# Floroiu name pronunciation



## AniwaR

Hello! Could you, please, describe how to pronounce the name _Floroiu_? I need to transliterate it to Armenian.


----------



## irinet

Hi, 
It's more like what you see is exactly what you pronounce [flo'roiu] .


----------



## AniwaR

I was confused about the 'oiu' part. First I was reading it like flo-ro-eeh-uh (which was very uncomfortable to pronounce), then figured out it may be flo-ro-you (just like the English pronoun 'you').


----------



## alicip

AniwaR said:


> I was confused about the 'oiu' part. First I was reading it like flo-ro-eeh-uh (which was very uncomfortable to pronounce), then figured out it may be flo-ro-you *(just like the English pronoun 'you')*.



You got it.
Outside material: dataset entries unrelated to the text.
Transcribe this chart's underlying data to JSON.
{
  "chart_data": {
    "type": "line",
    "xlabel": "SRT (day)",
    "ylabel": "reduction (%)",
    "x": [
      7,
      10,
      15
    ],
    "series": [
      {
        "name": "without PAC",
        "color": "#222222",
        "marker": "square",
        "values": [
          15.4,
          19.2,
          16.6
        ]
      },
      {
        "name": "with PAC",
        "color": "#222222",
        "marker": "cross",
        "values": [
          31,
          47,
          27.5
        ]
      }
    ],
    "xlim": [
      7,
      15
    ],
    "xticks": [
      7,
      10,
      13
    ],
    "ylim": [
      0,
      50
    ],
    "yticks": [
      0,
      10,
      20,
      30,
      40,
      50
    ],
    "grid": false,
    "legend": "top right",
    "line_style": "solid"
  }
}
Maybe this could give you further help.


----------



## jimmyy

The IPA transliteration is /flo'ro.ju/

IPA can be found here: http://en.wikipedia.org/wiki/International_Phonetic_Alphabet

Without referring to IPA you are right in saying that the "-iu" ending sounds like the English "you"

All the best


----------



## AniwaR

Thank you all very much for your eager help! ^_^ Now I got it right in Armenian.


----------